Félix Tshisekedi a expliqué que la plupart des Congolais qui partent pour l’Angola le font « par réflexe humain de survie, pas pour mettre la sécurité de l’Angola en danger ». Il a promis de mettre « toute son énergie » à améliorer les conditions de vie de ses compatriotes pour leur permettre de rester dans leur pays.
Après Luanda, Félix Tshisekedi à Nairobi pour remercier Uhuru Kenyatta
Si c’est par l’Angola que la visite a commencé, pour l’entourage du nouveau président, l’étape la plus importante, c’est le Kenya. Uhuru Kenyatta est un grand soutien, souligne-t-on dans l’entourage de Félix Tshisekedi.
A Luanda, il s’agissait dans un premier temps de rassurer, après une élection contestée. Comme d’ailleurs à Brazzaville où la tournée doit se terminer mercredi. Mais chez les voisins de la RDC, on dit d’abord qu’on va écouter Félix et ses sollicitations éventuelles.
Pour Félix Tshisekedi, venir au Kenya, « c’est une façon symbolique de remercier le pays pour son soutien », analyse une bonne source. En effet, fin novembre, c’est à Nairobi que le nouveau président congolais avait scellé son alliance avec Vital Kamerhe. « Une union qui s’est révélée gagnante », confie un diplomate.
Une dizaine de jours après la proclamation des résultats controversés, le président kényan Uhuru Kenyatta et son principal opposant Raïla Odinga avaient été parmi les rares à féliciter officiellement le nouveau leader congolais.
Le numéro un kényan a même été le seul chef d’Etat étranger présent à l’investiture de Félix Tshisekedi à Kinshasa, là encore avec Raïla Odinga, et une importante délégation d’élus kényans. « Ça l’a marqué et il tenait absolument à faire quelque chose », explique un connaisseur du dossier.

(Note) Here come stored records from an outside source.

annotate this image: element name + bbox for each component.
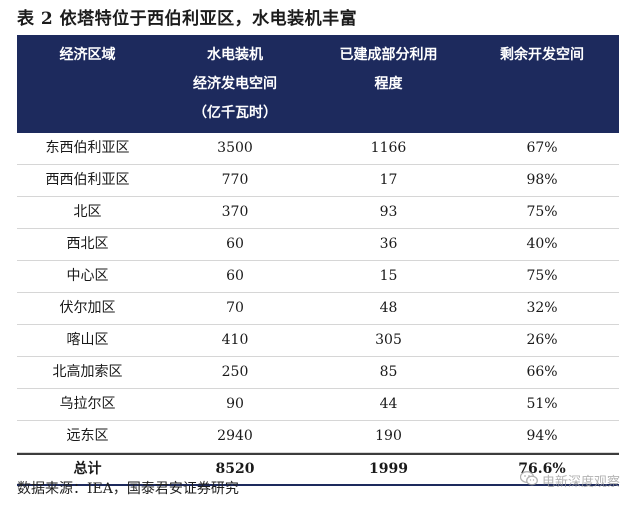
- cell-utilization: 190: [375, 428, 402, 444]
- header-utilization: 已建成部分利用 程度: [312, 35, 465, 131]
- cell-remaining: 32%: [526, 300, 558, 316]
- cell-capacity: 3500: [217, 140, 253, 156]
- cell-total-label: 总计: [73, 461, 102, 477]
- cell-capacity: 2940: [217, 428, 253, 444]
- cell-remaining: 26%: [526, 332, 558, 348]
- cell-remaining: 98%: [526, 172, 558, 188]
- cell-region: 北高加索区: [52, 364, 123, 380]
- cell-utilization: 93: [379, 204, 398, 220]
- table-row: 北高加索区 250 85 66%: [17, 357, 619, 389]
- cell-utilization: 85: [379, 364, 398, 380]
- total-row: 总计 8520 1999 76.6%: [17, 453, 619, 486]
- table-title: 表 2 依塔特位于西伯利亚区，水电装机丰富: [17, 9, 358, 29]
- cell-remaining: 66%: [526, 364, 558, 380]
- cell-region: 远东区: [66, 428, 109, 444]
- cell-capacity: 90: [226, 396, 244, 412]
- cell-region: 东西伯利亚区: [45, 140, 130, 156]
- table-row: 东西伯利亚区 3500 1166 67%: [17, 133, 619, 165]
- cell-capacity: 250: [221, 364, 249, 380]
- header-line: 程度: [374, 76, 403, 92]
- cell-utilization: 36: [379, 236, 398, 252]
- data-table: 经济区域 水电装机 经济发电空间 （亿千瓦时） 已建成部分利用 程度 剩余开发空…: [17, 35, 619, 486]
- cell-remaining: 40%: [526, 236, 558, 252]
- table-row: 乌拉尔区 90 44 51%: [17, 389, 619, 421]
- header-line: 水电装机: [207, 47, 263, 63]
- header-line: 经济发电空间: [193, 76, 277, 92]
- cell-total-utilization: 1999: [369, 461, 408, 477]
- cell-total-capacity: 8520: [215, 461, 255, 477]
- header-remaining: 剩余开发空间: [465, 35, 619, 131]
- table-row: 中心区 60 15 75%: [17, 261, 619, 293]
- cell-utilization: 305: [375, 332, 402, 348]
- table-row: 西西伯利亚区 770 17 98%: [17, 165, 619, 197]
- cell-remaining: 75%: [526, 268, 558, 284]
- cell-capacity: 410: [221, 332, 249, 348]
- table-row: 北区 370 93 75%: [17, 197, 619, 229]
- watermark-text: 电新深度观察: [541, 475, 620, 490]
- cell-region: 西北区: [66, 236, 109, 252]
- cell-region: 乌拉尔区: [59, 396, 116, 412]
- cell-region: 伏尔加区: [59, 300, 116, 316]
- header-line: 已建成部分利用: [339, 47, 438, 63]
- cell-remaining: 51%: [526, 396, 558, 412]
- cell-remaining: 67%: [526, 140, 558, 156]
- cell-utilization: 15: [379, 268, 398, 284]
- cell-capacity: 70: [226, 300, 244, 316]
- cell-capacity: 770: [221, 172, 249, 188]
- source-note: 数据来源：IEA，国泰君安证券研究: [17, 481, 239, 497]
- cell-region: 北区: [73, 204, 102, 220]
- cell-region: 西西伯利亚区: [45, 172, 130, 188]
- header-line: 剩余开发空间: [500, 47, 584, 63]
- cell-capacity: 60: [226, 236, 244, 252]
- cell-utilization: 44: [379, 396, 398, 412]
- header-line: （亿千瓦时）: [193, 105, 277, 121]
- cell-remaining: 75%: [526, 204, 558, 220]
- wechat-icon: [519, 471, 538, 490]
- table-row: 西北区 60 36 40%: [17, 229, 619, 261]
- cell-capacity: 370: [221, 204, 249, 220]
- table-row: 喀山区 410 305 26%: [17, 325, 619, 357]
- cell-utilization: 48: [379, 300, 398, 316]
- cell-utilization: 17: [379, 172, 398, 188]
- cell-region: 喀山区: [66, 332, 109, 348]
- header-hydro-capacity: 水电装机 经济发电空间 （亿千瓦时）: [158, 35, 312, 131]
- cell-utilization: 1166: [370, 140, 407, 156]
- cell-remaining: 94%: [526, 428, 558, 444]
- table-header: 经济区域 水电装机 经济发电空间 （亿千瓦时） 已建成部分利用 程度 剩余开发空…: [17, 35, 619, 133]
- cell-region: 中心区: [66, 268, 109, 284]
- header-line: 经济区域: [59, 47, 116, 63]
- cell-capacity: 60: [226, 268, 244, 284]
- watermark: 电新深度观察: [519, 471, 620, 490]
- table-row: 远东区 2940 190 94%: [17, 421, 619, 453]
- table-row: 伏尔加区 70 48 32%: [17, 293, 619, 325]
- table-body: 东西伯利亚区 3500 1166 67% 西西伯利亚区 770 17 98% 北…: [17, 133, 619, 486]
- header-region: 经济区域: [17, 35, 158, 131]
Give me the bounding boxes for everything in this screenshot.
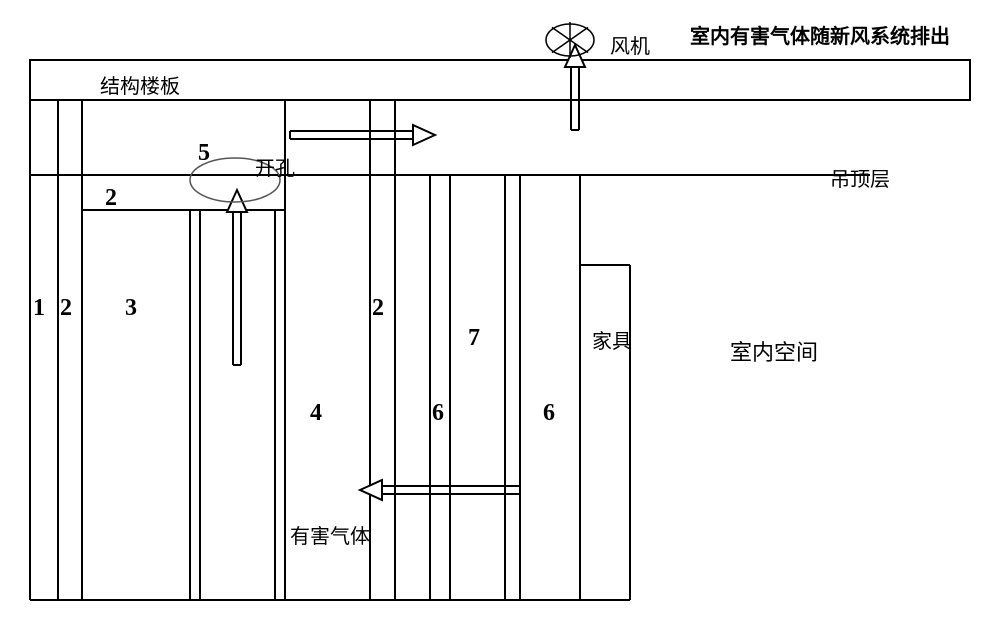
num-6a: 6	[432, 400, 444, 427]
num-6b: 6	[543, 400, 555, 427]
label-harmful-gas: 有害气体	[290, 520, 370, 549]
num-2c: 2	[372, 295, 384, 322]
label-indoor: 室内空间	[730, 335, 818, 367]
num-5: 5	[198, 140, 210, 167]
label-furniture: 家具	[592, 330, 614, 354]
num-2b: 2	[105, 185, 117, 212]
num-7: 7	[468, 325, 480, 352]
label-slab: 结构楼板	[100, 70, 180, 99]
num-4: 4	[310, 400, 322, 427]
num-1: 1	[33, 295, 45, 322]
label-fan: 风机	[610, 30, 650, 59]
label-opening: 开孔	[255, 152, 295, 181]
label-ceiling: 吊顶层	[830, 163, 890, 192]
num-2a: 2	[60, 295, 72, 322]
num-3: 3	[125, 295, 137, 322]
label-top-right: 室内有害气体随新风系统排出	[690, 20, 950, 49]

Ce soutien kényan, notamment celui du chef de l’opposition, en avait surpris plus d’un. Lors des élections de 2017, Raïla Odinga n’avait pas de mots assez durs pour critiquer le processus électoral kényan. Mais pour le scrutin congolais, lui aussi mis en doute, l’opposant avait déclaré que le peuple avait parlé et que son choix avait été confirmé par les institutions compétentes.